Many studies have reported that N6-methyladenosine (m6A) modification plays a critical role in the epigenetic regulation of organisms and especially in the pathogenesis of malignant diseases. However, m6A research has mainly focused on methyltransferase activity mediated by METTL3, and few studies have focused on METTL16. The aim of this study was to investigate the mechanism of METTL16, which mediates m6A modification, and its role in pancreatic adenocarcinoma (PDAC) cell proliferation.

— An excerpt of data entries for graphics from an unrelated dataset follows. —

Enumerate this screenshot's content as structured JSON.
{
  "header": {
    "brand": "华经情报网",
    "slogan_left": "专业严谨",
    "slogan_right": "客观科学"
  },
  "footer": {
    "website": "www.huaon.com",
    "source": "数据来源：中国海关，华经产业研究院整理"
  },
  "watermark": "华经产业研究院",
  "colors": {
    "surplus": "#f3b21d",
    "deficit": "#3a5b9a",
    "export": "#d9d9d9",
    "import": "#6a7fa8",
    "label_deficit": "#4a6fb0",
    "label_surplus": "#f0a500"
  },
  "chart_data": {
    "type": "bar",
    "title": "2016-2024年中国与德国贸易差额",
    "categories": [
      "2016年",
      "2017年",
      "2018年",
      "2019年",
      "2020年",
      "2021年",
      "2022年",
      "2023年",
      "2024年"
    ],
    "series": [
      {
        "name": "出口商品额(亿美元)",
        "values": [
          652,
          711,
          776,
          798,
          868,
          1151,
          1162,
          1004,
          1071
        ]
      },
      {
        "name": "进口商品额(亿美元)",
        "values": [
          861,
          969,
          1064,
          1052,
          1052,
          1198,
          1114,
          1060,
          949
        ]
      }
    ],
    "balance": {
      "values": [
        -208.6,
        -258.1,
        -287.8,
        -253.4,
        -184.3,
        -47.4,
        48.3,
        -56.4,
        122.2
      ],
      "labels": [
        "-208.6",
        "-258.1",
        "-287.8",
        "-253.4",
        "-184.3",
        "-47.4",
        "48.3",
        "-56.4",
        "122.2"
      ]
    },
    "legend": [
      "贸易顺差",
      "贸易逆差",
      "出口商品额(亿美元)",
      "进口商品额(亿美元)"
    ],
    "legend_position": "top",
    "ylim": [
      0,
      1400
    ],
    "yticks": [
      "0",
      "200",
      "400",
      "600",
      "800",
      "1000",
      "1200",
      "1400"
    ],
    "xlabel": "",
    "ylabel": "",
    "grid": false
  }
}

Clinicopathologic and survival data were retrospectively collected from 175 PDAC patients from multiple clinical centers to detect the expression of METTL16. CCK-8, cell cycle, EdU and xenograft mouse model experiments were used to evaluate the proliferation effect of METTL16. Potential downstream pathways and mechanisms were explored via RNA sequencing, m6A sequencing, and bioinformatic analyses. Regulatory mechanisms were studied through methyltransferase inhibition, RIP, MeRIP‒qPCR assays. We found that METTL16 expression was markedly downregulated in PDAC, and multivariate Cox regression analyses revealed that METTL16 was a protective factor for PDAC patients. We also demonstrated that METTL16 overexpression inhibited PDAC cell proliferation. Furthermore, we identified a METTL16-p21 signaling axis, with downregulation of METTL16 resulting in inhibition of CDKN1A (p21). Additionally, METTL16 silencing and overexpression experiments highlighted m6A modification alterations in PDAC. METTL16 plays a tumor-suppressive role and suppresses PDAC cell proliferation through the p21 pathway by mediating m6A modification. METTL16 may be a novel marker of PDAC carcinogenesis and target for the treatment of PDAC.